Her voice, when it came, was brittle as glass. “Did my mother send you here?”
“Your mother?” Of course, that was the last thing Max had expected her to say. She couldn’t help the repetition.
“You two know each other?” Prunella. It was unexpected turn for her, too.
“She’s gonna marry that cop.”
“The one next door?” one of the three popped out with.
So they all knew about Witt, had probably heard tales of his naked, gleaming chest in the hot sun while he slaved at dusting the leaves of his mother’s plastic plants.
“What other cop do I know?” Jada answered with a lacing of sarcasm.
“Ladies, why don’t you let Max talk?” Ah, Prunella, giving her fledgling patient the chance to sink or swim.
Max looked straight at Jada as she spoke. “Your mother doesn’t have anything to do with this. I had a problem, I took it to the good doctor, she let me come here. End of story.” She sounded defensive, which she figured was exactly how she’d sound if this had truly been divine coincidence.
Jada swept her gaze from head to foot. “Why don’t you stand up and show us how much of a problem you’ve got?”
Max was ready to do it. She wasn’t ashamed of her weight, at least not most of the time.
Prunella Shale figuratively stepped in. “I invited her, Jada.”
Jada glared. “Well, you didn’t ask us.”
Prunella met the glare head on and kept her voice soft but firm. “Just like I didn’t ask the others a few weeks ago when you came here right out of the hospital. I make those decisions.”
So Jada had been in the hospital. Well, that provided an answer to at least one of Max’s questions; the reason why she hadn’t attended Wendy Gregory’s funeral. Perhaps the reason why Virginia hadn’t either. She was looking after her daughter.

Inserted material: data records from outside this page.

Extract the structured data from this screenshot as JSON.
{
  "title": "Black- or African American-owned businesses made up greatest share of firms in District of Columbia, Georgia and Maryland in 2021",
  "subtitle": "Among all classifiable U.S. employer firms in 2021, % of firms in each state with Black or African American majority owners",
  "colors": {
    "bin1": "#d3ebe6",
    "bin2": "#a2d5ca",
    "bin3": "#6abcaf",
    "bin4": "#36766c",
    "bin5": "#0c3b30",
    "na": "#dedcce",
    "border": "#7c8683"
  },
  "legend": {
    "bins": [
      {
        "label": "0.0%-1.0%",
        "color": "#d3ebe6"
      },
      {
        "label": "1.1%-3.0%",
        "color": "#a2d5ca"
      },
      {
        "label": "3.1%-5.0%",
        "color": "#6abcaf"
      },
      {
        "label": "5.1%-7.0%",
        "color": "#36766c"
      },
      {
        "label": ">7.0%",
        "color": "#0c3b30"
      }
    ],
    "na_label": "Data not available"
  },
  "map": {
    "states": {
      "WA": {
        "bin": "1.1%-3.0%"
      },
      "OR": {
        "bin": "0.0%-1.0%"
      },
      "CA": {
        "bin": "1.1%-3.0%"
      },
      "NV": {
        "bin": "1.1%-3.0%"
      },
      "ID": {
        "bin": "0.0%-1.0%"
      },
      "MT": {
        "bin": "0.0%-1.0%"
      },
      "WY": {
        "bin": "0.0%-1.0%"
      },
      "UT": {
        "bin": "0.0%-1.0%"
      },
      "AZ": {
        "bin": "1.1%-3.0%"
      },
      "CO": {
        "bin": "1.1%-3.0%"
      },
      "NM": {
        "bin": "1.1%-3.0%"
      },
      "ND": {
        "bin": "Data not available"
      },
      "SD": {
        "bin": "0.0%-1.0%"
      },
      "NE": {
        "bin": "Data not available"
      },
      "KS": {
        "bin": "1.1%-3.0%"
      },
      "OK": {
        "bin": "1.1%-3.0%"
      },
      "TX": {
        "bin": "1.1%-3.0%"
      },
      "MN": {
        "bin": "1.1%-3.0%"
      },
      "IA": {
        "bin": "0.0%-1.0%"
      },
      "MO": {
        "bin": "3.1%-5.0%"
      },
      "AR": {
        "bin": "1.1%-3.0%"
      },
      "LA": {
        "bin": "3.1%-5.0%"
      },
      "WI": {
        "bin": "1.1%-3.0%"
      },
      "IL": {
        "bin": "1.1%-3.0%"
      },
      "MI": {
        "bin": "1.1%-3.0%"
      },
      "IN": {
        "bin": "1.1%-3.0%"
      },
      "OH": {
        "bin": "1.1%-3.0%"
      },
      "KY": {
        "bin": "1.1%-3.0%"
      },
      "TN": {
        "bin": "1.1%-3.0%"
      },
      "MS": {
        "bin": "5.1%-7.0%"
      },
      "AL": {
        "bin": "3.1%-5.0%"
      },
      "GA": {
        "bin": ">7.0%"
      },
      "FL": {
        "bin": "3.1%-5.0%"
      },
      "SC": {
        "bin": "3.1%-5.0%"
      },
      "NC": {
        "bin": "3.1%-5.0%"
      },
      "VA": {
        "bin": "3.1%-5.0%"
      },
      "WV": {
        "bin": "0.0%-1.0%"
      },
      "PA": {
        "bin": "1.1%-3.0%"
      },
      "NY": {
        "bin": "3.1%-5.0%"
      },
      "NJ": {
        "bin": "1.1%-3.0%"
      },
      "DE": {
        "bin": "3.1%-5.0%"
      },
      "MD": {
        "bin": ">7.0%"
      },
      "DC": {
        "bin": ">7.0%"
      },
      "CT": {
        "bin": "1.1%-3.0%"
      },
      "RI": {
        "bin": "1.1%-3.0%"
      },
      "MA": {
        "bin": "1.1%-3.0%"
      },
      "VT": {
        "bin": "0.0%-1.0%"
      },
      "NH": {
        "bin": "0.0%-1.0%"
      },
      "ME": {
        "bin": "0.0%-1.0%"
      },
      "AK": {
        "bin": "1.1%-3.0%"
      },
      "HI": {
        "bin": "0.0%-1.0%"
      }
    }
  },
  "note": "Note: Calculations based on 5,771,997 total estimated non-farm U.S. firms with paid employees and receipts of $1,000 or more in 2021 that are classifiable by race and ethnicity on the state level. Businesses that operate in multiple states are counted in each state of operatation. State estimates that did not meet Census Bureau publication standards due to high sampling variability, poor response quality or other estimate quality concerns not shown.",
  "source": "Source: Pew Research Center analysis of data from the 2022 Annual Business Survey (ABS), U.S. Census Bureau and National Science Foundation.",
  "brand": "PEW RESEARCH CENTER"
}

“Now let’s move on.” Sitting in the only straight back chair in the room, the doctor crossed her legs in a let’s-get-down-to-business gesture. “I’d like to devote this session to you, Jada. I think your feelings about what happened to your sister bear talking about.” You, your; Prunella’s carefully chosen words kept the focus on Jada, not Bethany. That’s what she’d gone through umpteen number of years of schooling to learn.
“Bethany? What the hell for?” Jada’s words were harsh, her tone flippant.
“Your mother told me she died on Wednesday.” Jada’s lip twitched at Dr. Shale’s mention of Virginia. “How do you feel about that?”
She took a deep breath, turned to look out the window, and then, like the others, she pulled a pastel pink pillow across her middle. “We didn’t get along. I’m sorry she’s dead. But we weren’t really friends.” She tipped her head and looked Prunella in the eye. “Do I lose points for not being distraught?”
Prunella didn’t get a chance to answer.
“You know you hated her.” That from the first arrival, Number One.
“You’re probably glad she’s dead.” Number Three.